The first time I starting listening to music, I mean really listening, was when I was 11 years old.  I remember this because I had finished my first year of guitar lessons and my passion for the Beatles was in full force.  This was the band that made me beg my parent to get me an electric guitar, amp and lessons.  With the beginnings of my understanding of how the instrument works under my belt, I was fascinated that the Beatles could do so much with two guitars, a bass guitar and drums.  Long after my parents thought I went to bed, I pulled out my walk-man and headphones and tried to isolated the individual instruments and hear what each musician was doing rather then a wall of sound.  Separating the two guitars wasn’t terribly hard but I could not hear the bass.  I knew it was played one note at a time and was very low in pitch but I could not hear it.  I played Rubber Soul and Hard Day’s Night over and over trying to get a sonic glimpse of that elusive instrument.  I even watched their live performances hoping that seeing the notes being plucked would guide my ear to rest on the frequency I was seeking.
I still remember the summer day in July, while lying on my bed with my trusty walk-man when the bass revealed itself to me.  I was listening to “Your Mother Should Know,” from the Magical Mystery Tour album when that thumpy and round tone appeared in my ear.  It was its own melody, hiding in plain sight for more then a year.  I quickly popped my favorite tunes into the walk-man, closed my eyes and listened for the newly discovered space, and, like a magic eye image, the hidden sound was there.  Song after song the bass appeared across the board; it was like discovering something new about an old friend.
After more listening, I tried to isolate other sounds like the kick drum, even more elusive then the bass and occupying similar frequencies.  I tried to hear where the two instruments played together in lockstep and where they separated AND what effect did that have on the song?  This became my favorite game… peeling off individual instruments from a piece of music like stringed cheese and isolating them.  THEN, try to put them back together and hear that wall of sound we all hear when we begin to critically listen.
These days, I still challenge myself to hear new things in my favorite songs and there are still new sounds to discover after 20 years!  I listen for things like the scratching of the pick against the wound brass of guitar strings or the ping of the drumstick tapping the ride cymbal.  I suspect and hope I will still be hearing new things in years to come.
What am I trying to say?  I have spent countless hours playing scales in my bedroom and learning new ways to play the same chords.  I have learned a ton from every method book I’ve owed, teachers I’ve known and students I’ve taught.  But I believe I have learned just as much from listening.  I would challenge all music students to learn from listening in addition to their weekly lessons.  Challenge your ears to listen for specific things – to zoom in on details you didn’t know were there.  It will make you a better musician and player… not to mention it’s a renewable resource that reignites your love and admiration of the power of music.

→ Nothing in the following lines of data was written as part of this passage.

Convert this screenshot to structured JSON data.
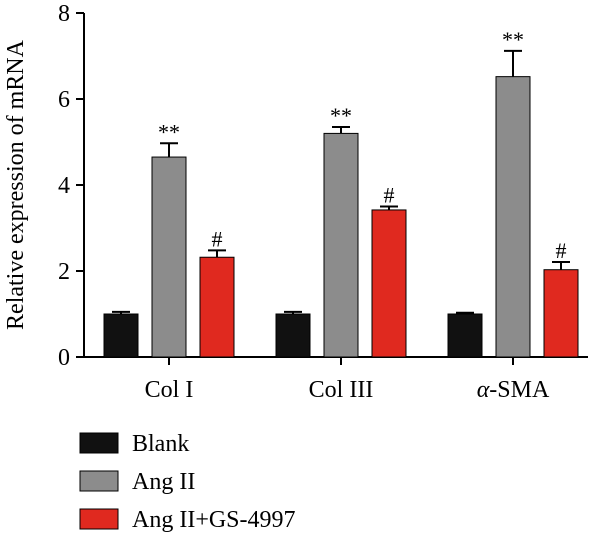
{
  "chart_data": {
    "type": "bar",
    "ylabel": "Relative expression of mRNA",
    "ylim": [
      0,
      8
    ],
    "yticks": [
      0,
      2,
      4,
      6,
      8
    ],
    "categories": [
      "Col I",
      "Col III",
      "α-SMA"
    ],
    "series": [
      {
        "name": "Blank",
        "color": "#111111",
        "values": [
          1.0,
          1.0,
          1.0
        ],
        "errors": [
          0.05,
          0.05,
          0.03
        ],
        "annotations": [
          "",
          "",
          ""
        ]
      },
      {
        "name": "Ang II",
        "color": "#8c8c8c",
        "values": [
          4.65,
          5.2,
          6.52
        ],
        "errors": [
          0.32,
          0.15,
          0.6
        ],
        "annotations": [
          "**",
          "**",
          "**"
        ]
      },
      {
        "name": "Ang II+GS-4997",
        "color": "#e0291f",
        "values": [
          2.32,
          3.42,
          2.03
        ],
        "errors": [
          0.16,
          0.08,
          0.18
        ],
        "annotations": [
          "#",
          "#",
          "#"
        ]
      }
    ],
    "grid": false,
    "legend_position": "bottom-left"
  }
}
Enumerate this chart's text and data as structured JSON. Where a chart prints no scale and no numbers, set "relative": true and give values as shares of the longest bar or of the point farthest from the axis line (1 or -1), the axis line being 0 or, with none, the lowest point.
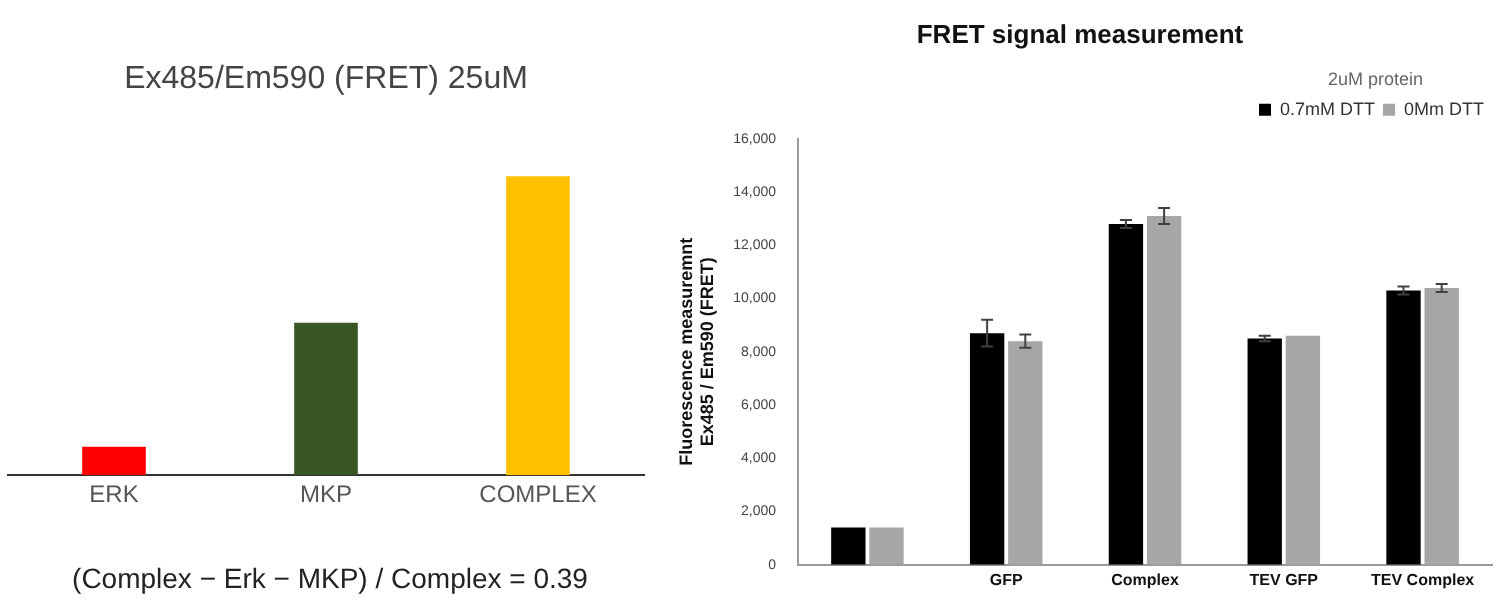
{
  "chart_data": [
    {
      "type": "bar",
      "subtitle": "Ex485/Em590 (FRET) 25uM",
      "categories": [
        "ERK",
        "MKP",
        "COMPLEX"
      ],
      "relative": true,
      "values": [
        0.095,
        0.51,
        1
      ],
      "colors": [
        "#ff0000",
        "#375623",
        "#ffc000"
      ],
      "annotations": [
        "(Complex − Erk − MKP) / Complex = 0.39"
      ],
      "grid": false,
      "legend": false
    },
    {
      "type": "bar",
      "title": "FRET signal measurement",
      "ylabel": "Fluorescence measuremnt\nEx485 / Em590 (FRET)",
      "legend_title": "2uM protein",
      "legend": "top right",
      "grid": false,
      "categories": [
        null,
        "GFP",
        "Complex",
        "TEV GFP",
        "TEV Complex"
      ],
      "ylim": [
        0,
        16000
      ],
      "yticks": [
        {
          "value": 0,
          "label": "0"
        },
        {
          "value": 2000,
          "label": "2,000"
        },
        {
          "value": 4000,
          "label": "4,000"
        },
        {
          "value": 6000,
          "label": "6,000"
        },
        {
          "value": 8000,
          "label": "8,000"
        },
        {
          "value": 10000,
          "label": "10,000"
        },
        {
          "value": 12000,
          "label": "12,000"
        },
        {
          "value": 14000,
          "label": "14,000"
        },
        {
          "value": 16000,
          "label": "16,000"
        }
      ],
      "series": [
        {
          "name": "0.7mM DTT",
          "color": "#000000",
          "values": [
            1400,
            8700,
            12800,
            8500,
            10300
          ],
          "errors": [
            null,
            500,
            150,
            100,
            150
          ]
        },
        {
          "name": "0Mm DTT",
          "color": "#a6a6a6",
          "values": [
            1400,
            8400,
            13100,
            8600,
            10400
          ],
          "errors": [
            null,
            250,
            300,
            null,
            150
          ]
        }
      ]
    }
  ]
}
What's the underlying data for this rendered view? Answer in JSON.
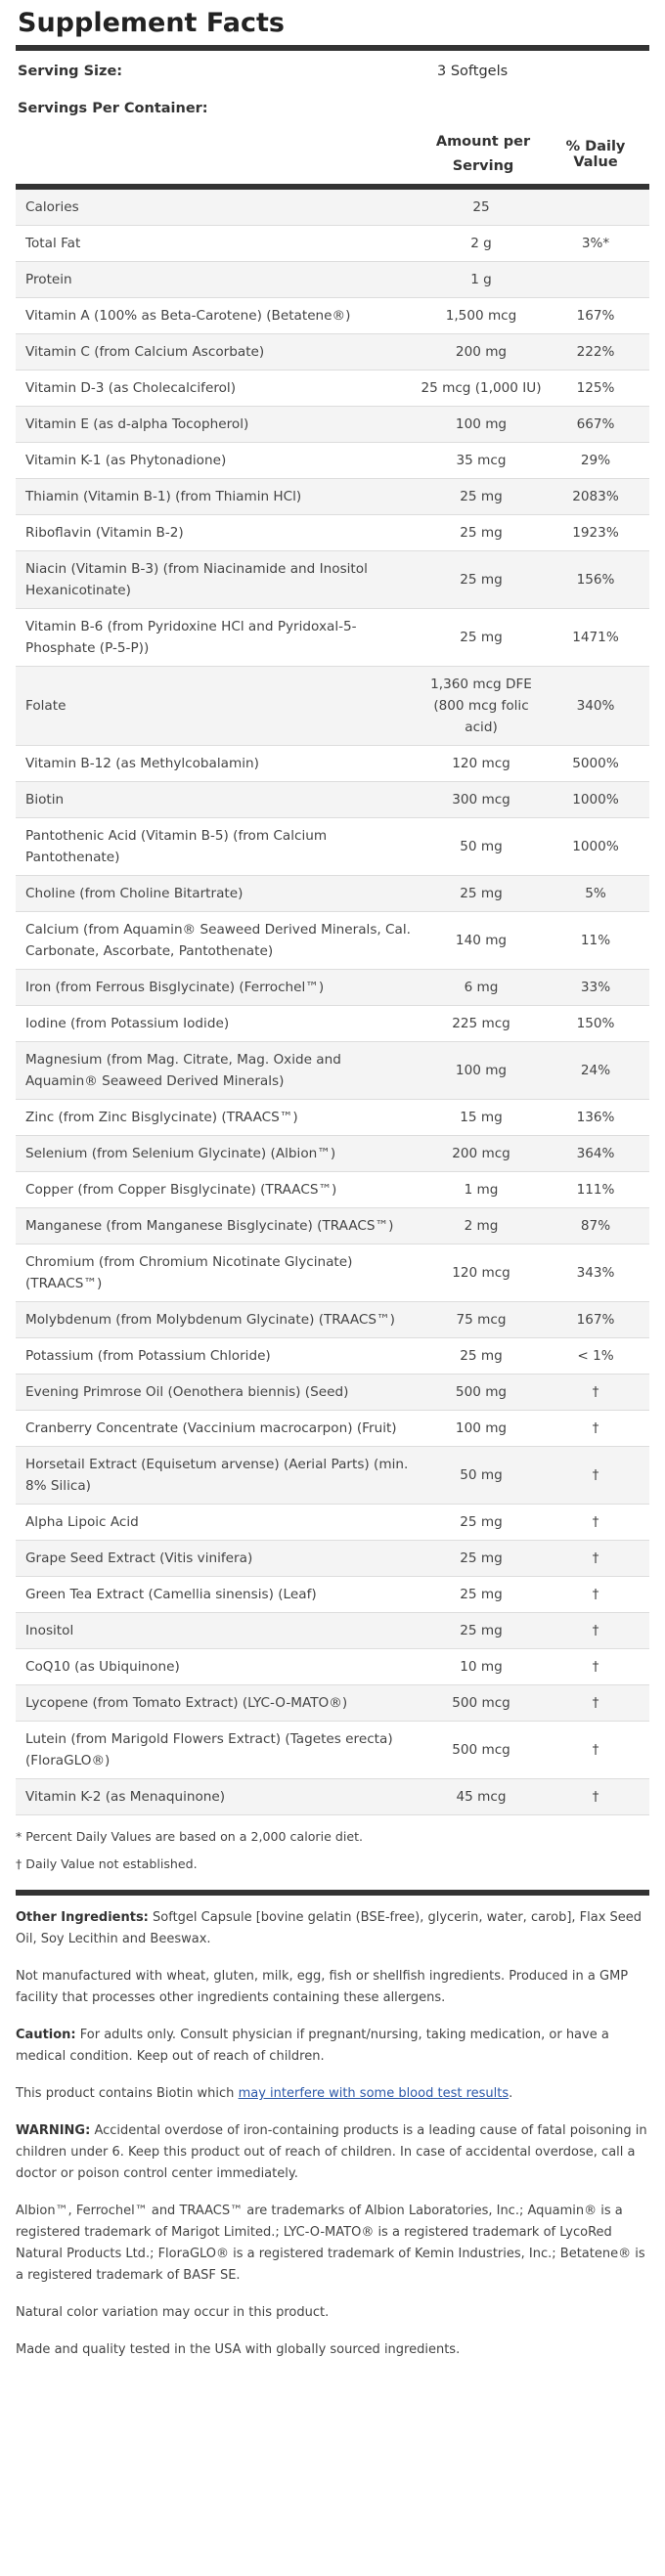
{
  "title": "Supplement Facts",
  "serving_size_label": "Serving Size:",
  "serving_size_value": "3 Softgels",
  "servings_per_container_label": "Servings Per Container:",
  "col_amount": "Amount per Serving",
  "col_dv": "% Daily Value",
  "rows": [
    {
      "name": "Calories",
      "amount": "25",
      "dv": ""
    },
    {
      "name": "Total Fat",
      "amount": "2 g",
      "dv": "3%*"
    },
    {
      "name": "Protein",
      "amount": "1 g",
      "dv": ""
    },
    {
      "name": "Vitamin A (100% as Beta-Carotene) (Betatene®)",
      "amount": "1,500 mcg",
      "dv": "167%"
    },
    {
      "name": "Vitamin C (from Calcium Ascorbate)",
      "amount": "200 mg",
      "dv": "222%"
    },
    {
      "name": "Vitamin D-3 (as Cholecalciferol)",
      "amount": "25 mcg (1,000 IU)",
      "dv": "125%"
    },
    {
      "name": "Vitamin E (as d-alpha Tocopherol)",
      "amount": "100 mg",
      "dv": "667%"
    },
    {
      "name": "Vitamin K-1 (as Phytonadione)",
      "amount": "35 mcg",
      "dv": "29%"
    },
    {
      "name": "Thiamin (Vitamin B-1) (from Thiamin HCl)",
      "amount": "25 mg",
      "dv": "2083%"
    },
    {
      "name": "Riboflavin (Vitamin B-2)",
      "amount": "25 mg",
      "dv": "1923%"
    },
    {
      "name": "Niacin (Vitamin B-3) (from Niacinamide and Inositol Hexanicotinate)",
      "amount": "25 mg",
      "dv": "156%"
    },
    {
      "name": "Vitamin B-6 (from Pyridoxine HCl and Pyridoxal-5-Phosphate (P-5-P))",
      "amount": "25 mg",
      "dv": "1471%"
    },
    {
      "name": "Folate",
      "amount": "1,360 mcg DFE (800 mcg folic acid)",
      "dv": "340%"
    },
    {
      "name": "Vitamin B-12 (as Methylcobalamin)",
      "amount": "120 mcg",
      "dv": "5000%"
    },
    {
      "name": "Biotin",
      "amount": "300 mcg",
      "dv": "1000%"
    },
    {
      "name": "Pantothenic Acid (Vitamin B-5) (from Calcium Pantothenate)",
      "amount": "50 mg",
      "dv": "1000%"
    },
    {
      "name": "Choline (from Choline Bitartrate)",
      "amount": "25 mg",
      "dv": "5%"
    },
    {
      "name": "Calcium (from Aquamin® Seaweed Derived Minerals, Cal. Carbonate, Ascorbate, Pantothenate)",
      "amount": "140 mg",
      "dv": "11%"
    },
    {
      "name": "Iron (from Ferrous Bisglycinate) (Ferrochel™)",
      "amount": "6 mg",
      "dv": "33%"
    },
    {
      "name": "Iodine (from Potassium Iodide)",
      "amount": "225 mcg",
      "dv": "150%"
    },
    {
      "name": "Magnesium (from Mag. Citrate, Mag. Oxide and Aquamin® Seaweed Derived Minerals)",
      "amount": "100 mg",
      "dv": "24%"
    },
    {
      "name": "Zinc (from Zinc Bisglycinate) (TRAACS™)",
      "amount": "15 mg",
      "dv": "136%"
    },
    {
      "name": "Selenium (from Selenium Glycinate) (Albion™)",
      "amount": "200 mcg",
      "dv": "364%"
    },
    {
      "name": "Copper (from Copper Bisglycinate) (TRAACS™)",
      "amount": "1 mg",
      "dv": "111%"
    },
    {
      "name": "Manganese (from Manganese Bisglycinate) (TRAACS™)",
      "amount": "2 mg",
      "dv": "87%"
    },
    {
      "name": "Chromium (from Chromium Nicotinate Glycinate) (TRAACS™)",
      "amount": "120 mcg",
      "dv": "343%"
    },
    {
      "name": "Molybdenum (from Molybdenum Glycinate) (TRAACS™)",
      "amount": "75 mcg",
      "dv": "167%"
    },
    {
      "name": "Potassium (from Potassium Chloride)",
      "amount": "25 mg",
      "dv": "< 1%"
    },
    {
      "name": "Evening Primrose Oil (Oenothera biennis) (Seed)",
      "amount": "500 mg",
      "dv": "†"
    },
    {
      "name": "Cranberry Concentrate (Vaccinium macrocarpon) (Fruit)",
      "amount": "100 mg",
      "dv": "†"
    },
    {
      "name": "Horsetail Extract (Equisetum arvense) (Aerial Parts) (min. 8% Silica)",
      "amount": "50 mg",
      "dv": "†"
    },
    {
      "name": "Alpha Lipoic Acid",
      "amount": "25 mg",
      "dv": "†"
    },
    {
      "name": "Grape Seed Extract (Vitis vinifera)",
      "amount": "25 mg",
      "dv": "†"
    },
    {
      "name": "Green Tea Extract (Camellia sinensis) (Leaf)",
      "amount": "25 mg",
      "dv": "†"
    },
    {
      "name": "Inositol",
      "amount": "25 mg",
      "dv": "†"
    },
    {
      "name": "CoQ10 (as Ubiquinone)",
      "amount": "10 mg",
      "dv": "†"
    },
    {
      "name": "Lycopene (from Tomato Extract) (LYC-O-MATO®)",
      "amount": "500 mcg",
      "dv": "†"
    },
    {
      "name": "Lutein (from Marigold Flowers Extract) (Tagetes erecta)(FloraGLO®)",
      "amount": "500 mcg",
      "dv": "†"
    },
    {
      "name": "Vitamin K-2 (as Menaquinone)",
      "amount": "45 mcg",
      "dv": "†"
    }
  ],
  "footnote_dv": "* Percent Daily Values are based on a 2,000 calorie diet.",
  "footnote_dagger": "† Daily Value not established.",
  "other_ingredients_label": "Other Ingredients:",
  "other_ingredients_text": "Softgel Capsule [bovine gelatin (BSE-free), glycerin, water, carob], Flax Seed Oil, Soy Lecithin and Beeswax.",
  "manufacturing_text": "Not manufactured with wheat, gluten, milk, egg, fish or shellfish ingredients. Produced in a GMP facility that processes other ingredients containing these allergens.",
  "caution_label": "Caution:",
  "caution_text": "For adults only. Consult physician if pregnant/nursing, taking medication, or have a medical condition. Keep out of reach of children.",
  "biotin_text": "This product contains Biotin which",
  "biotin_link": "may interfere with some blood test results",
  "biotin_end": ".",
  "warning_label": "WARNING:",
  "warning_text": "Accidental overdose of iron-containing products is a leading cause of fatal poisoning in children under 6. Keep this product out of reach of children. In case of accidental overdose, call a doctor or poison control center immediately.",
  "trademarks_text": "Albion™, Ferrochel™ and TRAACS™ are trademarks of Albion Laboratories, Inc.; Aquamin® is a registered trademark of Marigot Limited.; LYC-O-MATO® is a registered trademark of LycoRed Natural Products Ltd.; FloraGLO® is a registered trademark of Kemin Industries, Inc.; Betatene® is a registered trademark of BASF SE.",
  "color_text": "Natural color variation may occur in this product.",
  "made_text": "Made and quality tested in the USA with globally sourced ingredients."
}
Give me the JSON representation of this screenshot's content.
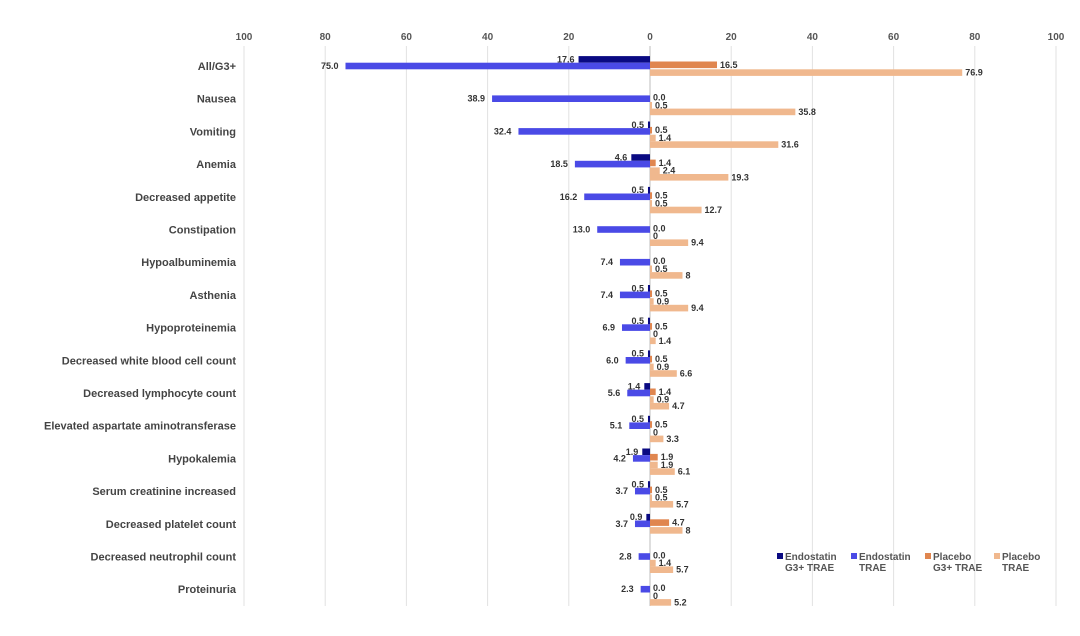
{
  "chart_data": {
    "type": "bar",
    "orientation": "horizontal",
    "layout": "back-to-back",
    "grid": true,
    "legend_position": "bottom-right",
    "x_ticks": [
      "100",
      "80",
      "60",
      "40",
      "20",
      "0",
      "20",
      "40",
      "60",
      "80",
      "100"
    ],
    "xlim_left": [
      100,
      0
    ],
    "xlim_right": [
      0,
      100
    ],
    "categories": [
      "All/G3+",
      "Nausea",
      "Vomiting",
      "Anemia",
      "Decreased appetite",
      "Constipation",
      "Hypoalbuminemia",
      "Asthenia",
      "Hypoproteinemia",
      "Decreased white blood cell count",
      "Decreased lymphocyte count",
      "Elevated aspartate aminotransferase",
      "Hypokalemia",
      "Serum creatinine increased",
      "Decreased platelet count",
      "Decreased neutrophil count",
      "Proteinuria"
    ],
    "series": [
      {
        "name": "Endostatin G3+ TRAE",
        "side": "left",
        "color": "#0a0a82",
        "values": [
          17.6,
          null,
          0.5,
          4.6,
          0.5,
          null,
          null,
          0.5,
          0.5,
          0.5,
          1.4,
          0.5,
          1.9,
          0.5,
          0.9,
          null,
          null
        ],
        "labels": [
          "17.6",
          "",
          "0.5",
          "4.6",
          "0.5",
          "",
          "",
          "0.5",
          "0.5",
          "0.5",
          "1.4",
          "0.5",
          "1.9",
          "0.5",
          "0.9",
          "",
          ""
        ]
      },
      {
        "name": "Endostatin TRAE",
        "side": "left",
        "color": "#4a4ae6",
        "values": [
          75.0,
          38.9,
          32.4,
          18.5,
          16.2,
          13.0,
          7.4,
          7.4,
          6.9,
          6.0,
          5.6,
          5.1,
          4.2,
          3.7,
          3.7,
          2.8,
          2.3
        ],
        "labels": [
          "75.0",
          "38.9",
          "32.4",
          "18.5",
          "16.2",
          "13.0",
          "7.4",
          "7.4",
          "6.9",
          "6.0",
          "5.6",
          "5.1",
          "4.2",
          "3.7",
          "3.7",
          "2.8",
          "2.3"
        ]
      },
      {
        "name": "Placebo G3+ TRAE",
        "side": "right",
        "color": "#e0864f",
        "values": [
          16.5,
          0.0,
          0.5,
          1.4,
          0.5,
          0.0,
          0.0,
          0.5,
          0.5,
          0.5,
          1.4,
          0.5,
          1.9,
          0.5,
          4.7,
          0.0,
          0.0
        ],
        "labels": [
          "16.5",
          "0.0",
          "0.5",
          "1.4",
          "0.5",
          "0.0",
          "0.0",
          "0.5",
          "0.5",
          "0.5",
          "1.4",
          "0.5",
          "1.9",
          "0.5",
          "4.7",
          "0.0",
          "0.0"
        ]
      },
      {
        "name": "Placebo TRAE",
        "side": "right",
        "color": "#f0b88e",
        "values": [
          76.9,
          0.5,
          1.4,
          2.4,
          0.5,
          0,
          0.5,
          0.9,
          0,
          0.9,
          0.9,
          0,
          1.9,
          0.5,
          8,
          1.4,
          0
        ],
        "labels": [
          "76.9",
          "0.5",
          "1.4",
          "2.4",
          "0.5",
          "0",
          "0.5",
          "0.9",
          "0",
          "0.9",
          "0.9",
          "0",
          "1.9",
          "0.5",
          "8",
          "1.4",
          "0"
        ]
      },
      {
        "name": "Placebo TRAE (lower)",
        "side": "right",
        "color": "#f0b88e",
        "values": [
          null,
          35.8,
          31.6,
          19.3,
          12.7,
          9.4,
          8,
          9.4,
          1.4,
          6.6,
          4.7,
          3.3,
          6.1,
          5.7,
          null,
          5.7,
          5.2
        ],
        "labels": [
          "",
          "35.8",
          "31.6",
          "19.3",
          "12.7",
          "9.4",
          "8",
          "9.4",
          "1.4",
          "6.6",
          "4.7",
          "3.3",
          "6.1",
          "5.7",
          "",
          "5.7",
          "5.2"
        ]
      }
    ],
    "legend": [
      {
        "line1": "Endostatin",
        "line2": "G3+ TRAE",
        "color": "#0a0a82"
      },
      {
        "line1": "Endostatin",
        "line2": "TRAE",
        "color": "#4a4ae6"
      },
      {
        "line1": "Placebo",
        "line2": "G3+ TRAE",
        "color": "#e0864f"
      },
      {
        "line1": "Placebo",
        "line2": "TRAE",
        "color": "#f0b88e"
      }
    ]
  }
}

2 thoughts on “What are those instruments playing? Learning how to listen

  1. I am always amazed when you break down a song what each part is doing. I also like slowing down a track which is easy to do with some cool apps no available. Wish they were available when I was a kid.

  2. I agree and I think active listening is SO helpful for students to learn how to play with others in small groups and big ensembles. To know what other people are playing and how your part fits into theirs is the difference between a musician who can and can’t play well with others!